Over-the-air viewers would make the switch because most operators, per Federal Communications Commission (FCC) rules, will deliver analog and digital feeds of "must carry" stations following the transition. MSOs going "all-digital" have to give subscribers the set-top boxes to convert the digital signals to analog. (See FCC OKs Dual TV Carriage Rules.)
Now, though, Moffett thinks that 10 percent forecast was conservative -- which could make 2009 cable's best year for basic video subscriber growth in more than a decade.
Some of that optimism stems from a recent study by Centris suggesting that many TV homes won't be able to receive "adequate DTV service" by simply installing those government-subsidized digital-to-analog converter boxes.
Centris found that many customers, thanks to coverage gaps, may have to purchase new antennas if they expect to continue receiving the five major broadcast networks: ABC, CBS, Fox, NBC, and PBS. According to Centris, 78 percent of over-the-air homes use indoor set-top antennas. To make matters worse, a healthy cut of homes that employ rooftop antennas still may run into reception problems in markets like Philadelphia and St. Louis. (See DTV Transition’s ‘Major Glitch’.)

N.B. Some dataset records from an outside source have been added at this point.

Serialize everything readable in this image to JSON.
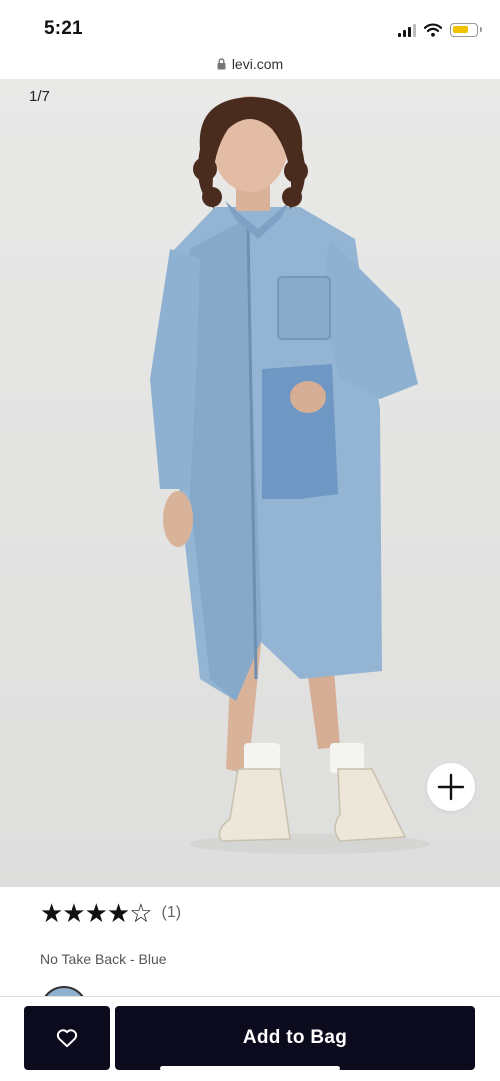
{
  "status_bar": {
    "time": "5:21",
    "battery_color": "#f2c200"
  },
  "browser": {
    "url": "levi.com",
    "lock_icon": "lock-icon"
  },
  "gallery": {
    "counter": "1/7",
    "background": "#e8e8e7",
    "zoom_icon": "plus-icon"
  },
  "product": {
    "rating_stars": "★★★★☆",
    "rating_value": 4,
    "review_count": "(1)",
    "color_label": "No Take Back - Blue",
    "swatch_color": "#8eb0cf"
  },
  "actions": {
    "wishlist_icon": "heart-outline-icon",
    "add_to_bag": "Add to Bag",
    "button_color": "#0b0b1d"
  }
}
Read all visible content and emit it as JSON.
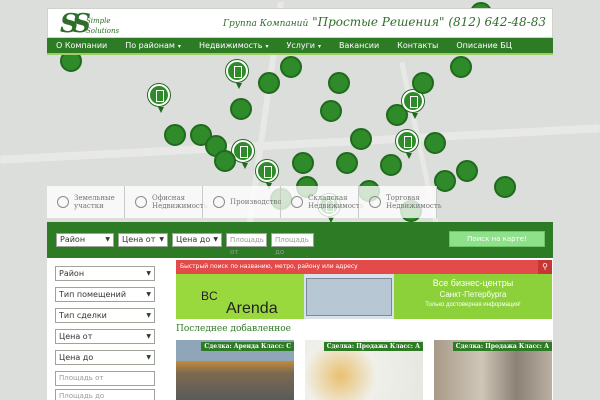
{
  "header": {
    "logo_text_1": "Simple",
    "logo_text_2": "Solutions",
    "company_prefix": "Группа Компаний",
    "company_name": "\"Простые Решения\"",
    "phone": "(812) 642-48-83"
  },
  "nav": {
    "items": [
      {
        "label": "О Компании",
        "has_caret": false
      },
      {
        "label": "По районам",
        "has_caret": true
      },
      {
        "label": "Недвижимость",
        "has_caret": true
      },
      {
        "label": "Услуги",
        "has_caret": true
      },
      {
        "label": "Вакансии",
        "has_caret": false
      },
      {
        "label": "Контакты",
        "has_caret": false
      },
      {
        "label": "Описание БЦ",
        "has_caret": false
      }
    ]
  },
  "categories": [
    {
      "line1": "Земельные",
      "line2": "участки"
    },
    {
      "line1": "Офисная",
      "line2": "Недвижимость"
    },
    {
      "line1": "Производство",
      "line2": ""
    },
    {
      "line1": "Складская",
      "line2": "Недвижимость"
    },
    {
      "line1": "Торговая",
      "line2": "Недвижимость"
    }
  ],
  "filterbar": {
    "district": "Район",
    "price_from": "Цена от",
    "price_to": "Цена до",
    "area_from_placeholder": "Площадь от",
    "area_to_placeholder": "Площадь до",
    "map_search_label": "Поиск на карте!"
  },
  "sidebar": {
    "district": "Район",
    "room_type": "Тип помещений",
    "deal_type": "Тип сделки",
    "price_from": "Цена от",
    "price_to": "Цена до",
    "area_from_placeholder": "Площадь от",
    "area_to_placeholder": "Площадь до"
  },
  "quick_search": {
    "placeholder": "Быстрый поиск по названию, метро, району или адресу",
    "icon": "search-icon"
  },
  "banner": {
    "brand_a": "Arenda",
    "brand_b": "BC",
    "line1": "Все бизнес-центры",
    "line2": "Санкт-Петербурга",
    "line3": "Только достоверная информация!"
  },
  "latest": {
    "title": "Последнее добавленное",
    "cards": [
      {
        "label": "Сделка: Аренда Класс: С"
      },
      {
        "label": "Сделка: Продажа Класс: А"
      },
      {
        "label": "Сделка: Продажа Класс: А"
      }
    ]
  },
  "colors": {
    "brand_green": "#2e7b26",
    "accent_light_green": "#9ad93e",
    "quick_search_red": "#e34a4a"
  }
}
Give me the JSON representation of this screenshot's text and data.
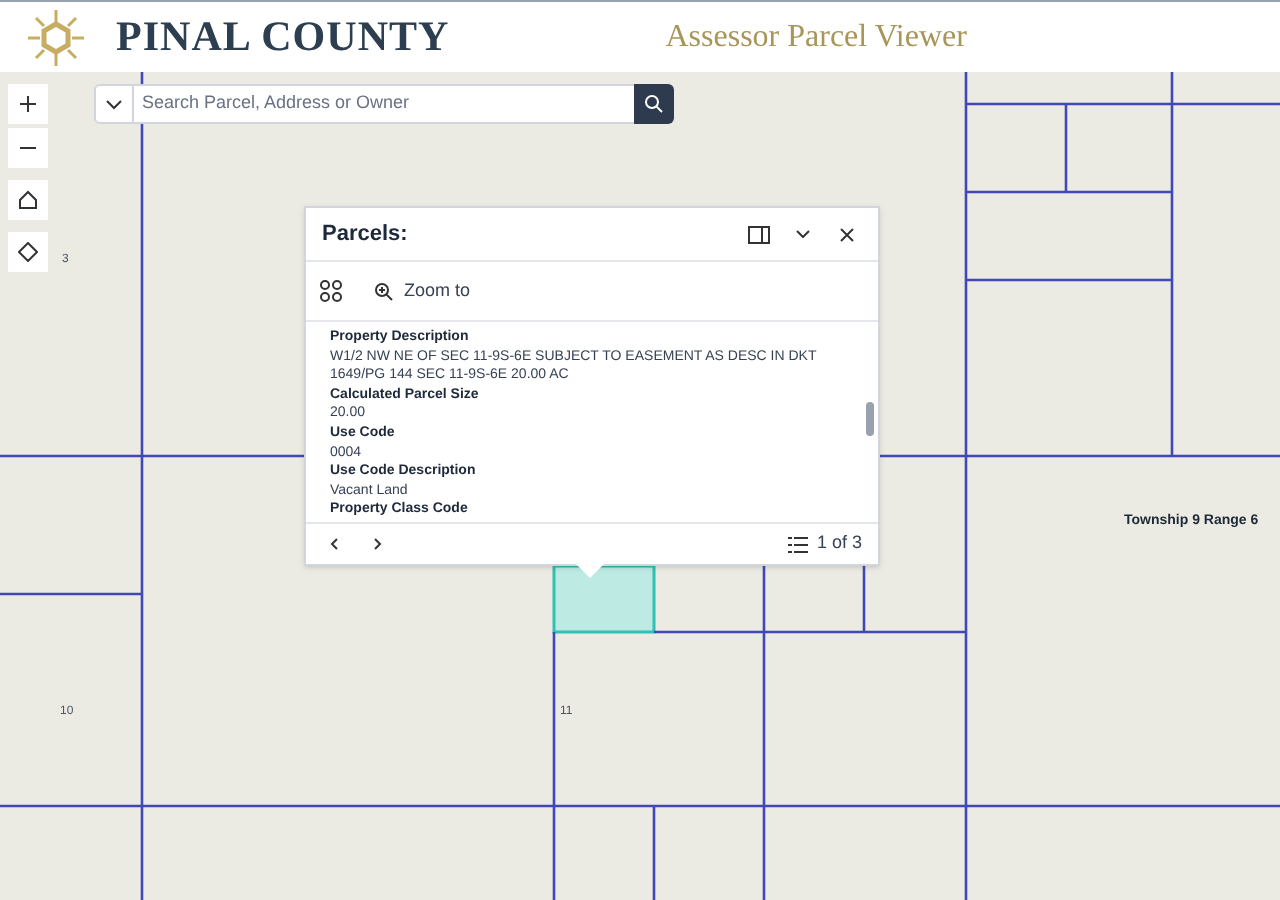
{
  "header": {
    "title": "PINAL COUNTY",
    "subtitle": "Assessor Parcel Viewer"
  },
  "search": {
    "placeholder": "Search Parcel, Address or Owner"
  },
  "popup": {
    "title": "Parcels:",
    "actions": [
      {
        "label": "Zoom to"
      }
    ],
    "fields": [
      {
        "label": "Property Description",
        "value": "W1/2 NW NE OF SEC 11-9S-6E SUBJECT TO EASEMENT AS DESC IN DKT 1649/PG 144 SEC 11-9S-6E 20.00 AC"
      },
      {
        "label": "Calculated Parcel Size",
        "value": "20.00"
      },
      {
        "label": "Use Code",
        "value": "0004"
      },
      {
        "label": "Use Code Description",
        "value": "Vacant Land"
      },
      {
        "label": "Property Class Code"
      }
    ],
    "pagination": "1 of 3"
  },
  "map_labels": [
    "3",
    "10",
    "11",
    "Township 9 Range 6"
  ]
}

Cable's bundling advantage
Among these groups, Moffett believes cable operators hold a unique position among their competitors because MSOs can offer simple "broadcast basic" tiers for about $12 per month, and throw in a discounted phone service.
"Their [cable's] offer of 'give us your phone service and we'll solve your video problem for free' would appear to be the right offer at the right time," Moffett suggests, noting that satellite operators and the telcos (at least the telcos that offer video) probably won't find these "low-value subscribers sufficiently appealing" to warrant the expenses necessary to hook them up.
"But with the addition of voice service, customers at this price point can be highly profitable for cable operators," he adds. If those customers upgrade to a higher level of video service or take the operator's broadband offering, "the value contribution would be dramatically higher still."
But Moffett warns that the true financial impact the transition will have on cable won't be felt, or known, until sometime after February 2009, since consumers won't really be able to determine the quality of their OTA reception until after they've purchased boxes and/or installed new antennas, and until after local broadcasters have flipped the digital switch.